Four Unusual Frogs

Narrator: Chris Genthree
 •  3 min. read  •  grade level: 9
Listen from:
The Wonders of God’s Creation
“There is a time... for every purpose and for every work.” Ecclesiastes 3:17.
One of the first signs of spring throughout North America is a nighttime sound like tinkling bells from ponds and marshes announcing that the little peeper frogs are coming out of their winter mud-baths. Peepers don’t care which day is the first day of spring according to our calendars. For them it is the first day temperatures rise to about 50° F. The males then appear, soon followed by the females which have been attracted by their pretty chorus. Tiny tadpoles soon hatch from sticky eggs laid in great numbers in shallow water, and it takes these tadpoles most of the summer to change into mature frogs. Peepers are all of one family, though some may be tan-colored while others are orange or reddish-brown.
The Coqui frog of Puerto Rico is also small — less than two inches long, and three together weigh less than a pound. Only the males “sing,” but their croaks sound about as loud as a noisy motorboat. These noisy little creatures usually sleep in the daytime and come out only at night, but after a heavy shower they all come out and join in a chorus, making a terrible racket —whether day or night.
Ecuador is the home of the pouched frog, so named because the female has a pouch on her back where her male companion tucks the dozen or more eggs she has laid. When the eggs are ready to hatch out as miniature frogs, the mother goes to a nearby pool under the trees and releases them out of her pouch by using a long toe on one of her hind feet to pull open a slit on her back. The tiny froglets, happy to leave their crowded home, hop into the pool and start life on their own. Soon they climb to the high tops of tropical trees where their bright-green bodies are well hidden among the leaves. Some of the leaves hold little pools of rainwater, providing the moisture all frogs must have.

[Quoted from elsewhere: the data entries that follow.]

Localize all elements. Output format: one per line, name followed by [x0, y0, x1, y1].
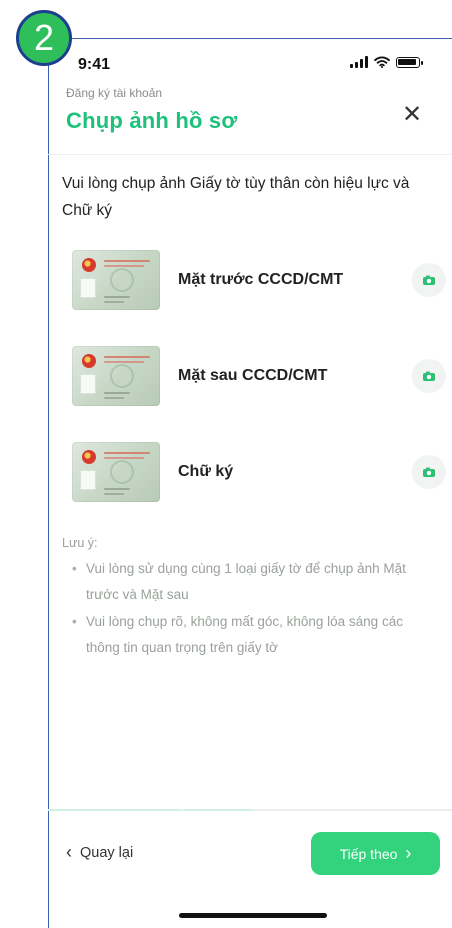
camera-icon — [423, 371, 435, 381]
close-icon: ✕ — [401, 101, 423, 128]
note-list: Vui lòng sử dụng cùng 1 loại giấy tờ để … — [72, 556, 432, 661]
document-label-back: Mặt sau CCCD/CMT — [178, 367, 328, 384]
chevron-right-icon: › — [405, 842, 412, 863]
document-item-back[interactable]: Mặt sau CCCD/CMT — [72, 345, 446, 407]
note-title: Lưu ý: — [62, 536, 98, 550]
portrait-placeholder — [80, 470, 96, 490]
note-item: Vui lòng chụp rõ, không mất góc, không l… — [72, 609, 432, 662]
camera-icon — [423, 275, 435, 285]
id-card-thumbnail — [72, 346, 160, 406]
header-separator — [48, 154, 452, 155]
instruction-text: Vui lòng chụp ảnh Giấy tờ tùy thân còn h… — [62, 175, 410, 220]
battery-icon — [396, 56, 423, 68]
next-button-label: Tiếp theo — [339, 845, 398, 862]
status-time: 9:41 — [78, 56, 111, 73]
card-stamp — [110, 460, 134, 484]
frame-top-line — [48, 38, 452, 39]
document-item-signature[interactable]: Chữ ký — [72, 441, 446, 503]
id-card-thumbnail — [72, 250, 160, 310]
portrait-placeholder — [80, 278, 96, 298]
document-label-signature: Chữ ký — [178, 463, 234, 480]
back-button[interactable]: ‹ Quay lại — [66, 842, 134, 862]
progress-segment-1 — [48, 809, 180, 811]
id-card-thumbnail — [72, 442, 160, 502]
camera-button-signature[interactable] — [412, 455, 446, 489]
back-button-label: Quay lại — [80, 845, 134, 861]
progress-segment-2 — [184, 809, 252, 811]
portrait-placeholder — [80, 374, 96, 394]
frame-left-line — [48, 38, 49, 928]
document-item-front[interactable]: Mặt trước CCCD/CMT — [72, 249, 446, 311]
camera-icon — [423, 467, 435, 477]
close-button[interactable]: ✕ — [398, 101, 426, 129]
page-title: Chụp ảnh hồ sơ — [66, 108, 238, 133]
chevron-left-icon: ‹ — [66, 842, 72, 862]
breadcrumb: Đăng ký tài khoản — [66, 86, 163, 100]
national-seal-icon — [82, 354, 96, 368]
progress-track — [48, 809, 452, 811]
camera-button-back[interactable] — [412, 359, 446, 393]
national-seal-icon — [82, 450, 96, 464]
status-icons — [350, 56, 423, 68]
signal-icon — [350, 56, 368, 68]
step-badge: 2 — [16, 10, 72, 66]
note-item: Vui lòng sử dụng cùng 1 loại giấy tờ để … — [72, 556, 432, 609]
document-label-front: Mặt trước CCCD/CMT — [178, 271, 344, 288]
card-stamp — [110, 364, 134, 388]
camera-button-front[interactable] — [412, 263, 446, 297]
national-seal-icon — [82, 258, 96, 272]
next-button[interactable]: Tiếp theo › — [311, 832, 440, 875]
wifi-icon — [374, 56, 390, 68]
card-stamp — [110, 268, 134, 292]
home-indicator — [179, 913, 327, 918]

Another South American species is called the poison dart because natives use a poison found in them to make their arrows and other weapons more effective. The eggs of these frogs are laid on watery ground, and when these little frogs hatch out they are carried piggyback by the parents to plants growing high among the treetops. Here they find necessary water, just as their cousins, the pouched frogs, do.
Frogs are not liked by everyone, except perhaps young boys and animal-lovers, but they are God’s creatures and serve His purpose in our interesting world and are under His watchful care. We may not understand His purposes for all creatures, but we can understand a wonderful purpose He has for all boys and girls and men and women who love Him, as expressed in Romans 8:28: “All things work together for good to them that love God, to them who are the called according to His purpose.” Does this verse apply to you? If you know the Lord Jesus as your Saviour it surely does.